In this topic we will analyze the ROC Curve for our model. The ROC curve (Receiver Operating Characteristic Curve) is used to determinate the cuttoff value. The y axis of the ROC Curve is the sensitivity, also called true positive rate, and the x axis is 1-specificity, or false positivity rate. The idea is to find the cuttoff point that give us the best tradeoff between sensitivity and specificity. For the data set and the adjusted model of this report we have the following ROC curve and the area under the curve (AUC).
## [1] 0.7489785
We want to find the point closest to true positive rate ‘1’ and the false positive rate ‘0’. That’s the same to try to find the point farthest from the line.

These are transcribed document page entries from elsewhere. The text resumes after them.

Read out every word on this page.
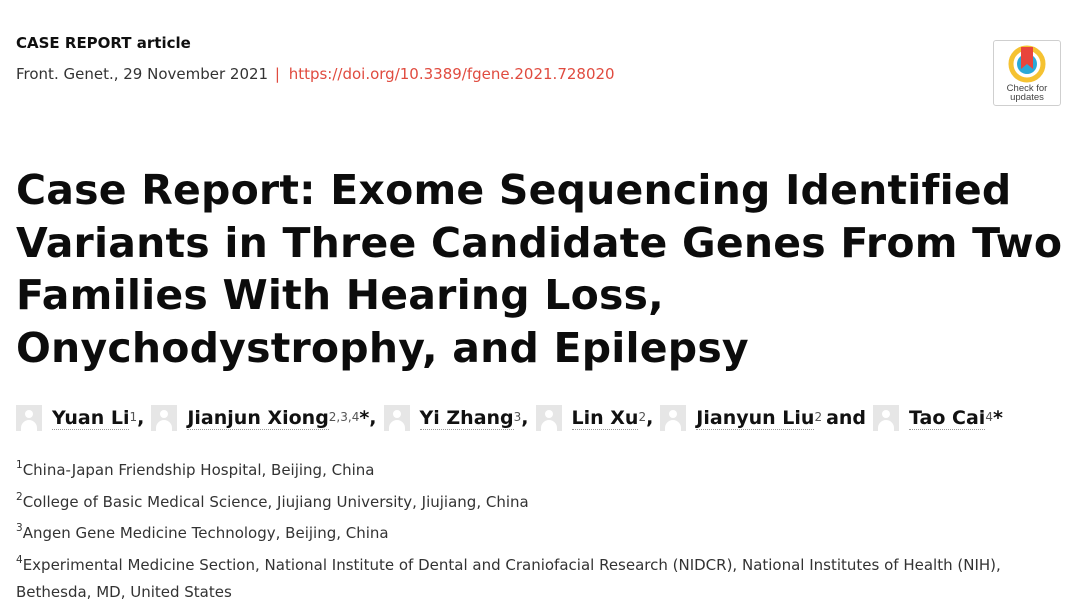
CASE REPORT article
Front. Genet., 29 November 2021 | https://doi.org/10.3389/fgene.2021.728020
Check for
updates
Case Report: Exome Sequencing Identified Variants in Three Candidate Genes From Two Families With Hearing Loss, Onychodystrophy, and Epilepsy
Yuan Li$^1$ , Jianjun Xiong$^{2,3,4}$ * , Yi Zhang$^3$ , Lin Xu$^2$ , Jianyun Liu$^2$ and Tao Cai$^4$ *
$^1$China-Japan Friendship Hospital, Beijing, China
$^2$College of Basic Medical Science, Jiujiang University, Jiujiang, China
$^3$Angen Gene Medicine Technology, Beijing, China
$^4$Experimental Medicine Section, National Institute of Dental and Craniofacial Research (NIDCR), National Institutes of Health (NIH), Bethesda, MD, United States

The calculated value is around cuttoff point 0.7. To validate the idea that it’s a good cutoff point we compare the sensitivity and the specifity with the cuttoff point equals 0.5.

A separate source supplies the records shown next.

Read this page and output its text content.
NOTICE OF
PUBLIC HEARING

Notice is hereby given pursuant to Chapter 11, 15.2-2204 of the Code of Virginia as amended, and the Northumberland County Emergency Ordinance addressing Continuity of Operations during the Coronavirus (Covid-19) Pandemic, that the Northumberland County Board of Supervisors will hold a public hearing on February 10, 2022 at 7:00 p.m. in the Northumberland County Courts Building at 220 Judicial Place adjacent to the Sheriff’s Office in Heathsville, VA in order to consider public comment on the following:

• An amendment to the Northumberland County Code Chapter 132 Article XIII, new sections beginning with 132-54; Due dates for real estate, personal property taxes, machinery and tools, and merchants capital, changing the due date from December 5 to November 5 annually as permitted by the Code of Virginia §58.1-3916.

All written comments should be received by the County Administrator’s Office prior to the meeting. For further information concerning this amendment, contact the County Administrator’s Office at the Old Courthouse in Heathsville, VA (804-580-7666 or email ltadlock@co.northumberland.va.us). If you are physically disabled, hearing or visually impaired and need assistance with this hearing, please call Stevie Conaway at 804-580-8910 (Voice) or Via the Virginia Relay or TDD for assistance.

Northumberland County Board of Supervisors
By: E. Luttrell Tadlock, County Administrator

## Sensitivity Specificity
## Cuttoff 0.5 0.8377581 0.4844720
## Cuttoff 0.7 0.6784661 0.6832298
The table shows that with a cuttoff point equals 0.5 there’s more sensitivity and less specificity than in a cuttoff point 0.7. Althought the sensitivity has decreased, the specificity has increased even more. The good thing is that with a 0.7 cuttoff point we have more equal values for both, sensitivity and specificity.
A decision tree is a decision support tool that uses a tree-like graph or model of decisions and their possible consequences. A decision tree has three main components : Root Node : The top most node is called Root Node. It implies the best predictor (independent variable). Decision / Internal Node : The nodes in which predictors (independent variables) are tested and each branch represents an outcome of the test. Leaf / Terminal Node : It holds a class label (category) - Yes or No (Final Classification Outcome). For our dataset a example of decision tree is shown below.

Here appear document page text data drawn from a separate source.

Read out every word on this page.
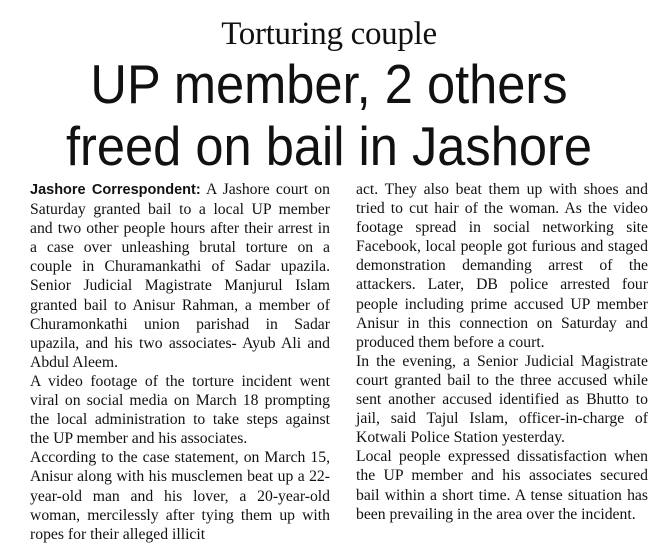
Torturing couple
UP member, 2 others
freed on bail in Jashore

Jashore Correspondent: A Jashore court on Saturday granted bail to a local UP member and two other people hours after their arrest in a case over unleashing brutal torture on a couple in Churamankathi of Sadar upazila. Senior Judicial Magistrate Manjurul Islam granted bail to Anisur Rahman, a member of Churamonkathi union parishad in Sadar upazila, and his two associates- Ayub Ali and Abdul Aleem.

A video footage of the torture incident went viral on social media on March 18 prompting the local administration to take steps against the UP member and his associates.

According to the case statement, on March 15, Anisur along with his musclemen beat up a 22-year-old man and his lover, a 20-year-old woman, mercilessly after tying them up with ropes for their alleged illicit

act. They also beat them up with shoes and tried to cut hair of the woman. As the video footage spread in social networking site Facebook, local people got furious and staged demonstration demanding arrest of the attackers. Later, DB police arrested four people including prime accused UP member Anisur in this connection on Saturday and produced them before a court.

In the evening, a Senior Judicial Magistrate court granted bail to the three accused while sent another accused identified as Bhutto to jail, said Tajul Islam, officer-in-charge of Kotwali Police Station yesterday.

Local people expressed dissatisfaction when the UP member and his associates secured bail within a short time. A tense situation has been prevailing in the area over the incident.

The ROC curve and the area under the curve (AUC) for this decision tree is the following one.
## [1] 0.6547144
Instead of building one decision tree, we can use the random forest method to create a metaphorical “forest” of decision trees. In this method, the end result is the mean of the predictions. The idea behind the random forest is that decision trees are prone to overfitting, so finding the “average” tree in the forest can help avoid this problem. The ROC curve and the AUC for the random forest is shown below.
## [1] 0.7788506
The random forest approach limits the analysis to the AUC statistic since we use the average decision tree. However, it’s possible to use all the data from the random forest created to analyze as a dataset. To compare random forests with logistic regression models we adjusted 200 logistic models and 200 average decision trees from random forests. The plot below shows the relation between the AUCs from the random forest and the AUCs from the corresponding logistic model.
We can see that the previously calculated AUCs for our dataset are mostly in the middle of the distribution. This confirms for us the models are all pretty comparable. To make easier to analyze the areas, we use the a density contour plot and the high density contour plot.
At best, it looks like our models give us an 82% chance of lending to good credit risks. However, the biggest ammount of data is placed around 77,5%. So, for every 1 million in loans, at best we might expect to be repaid 820,000. On average, we would expect to recover around 775,000 in principal. In other words, according to our analysis, there is between a 75% and 80% chance we will recapture our $1 million loan, depending on the modeling method we use. Basically, for a group of loans, we would like them to cluster in the darkest area.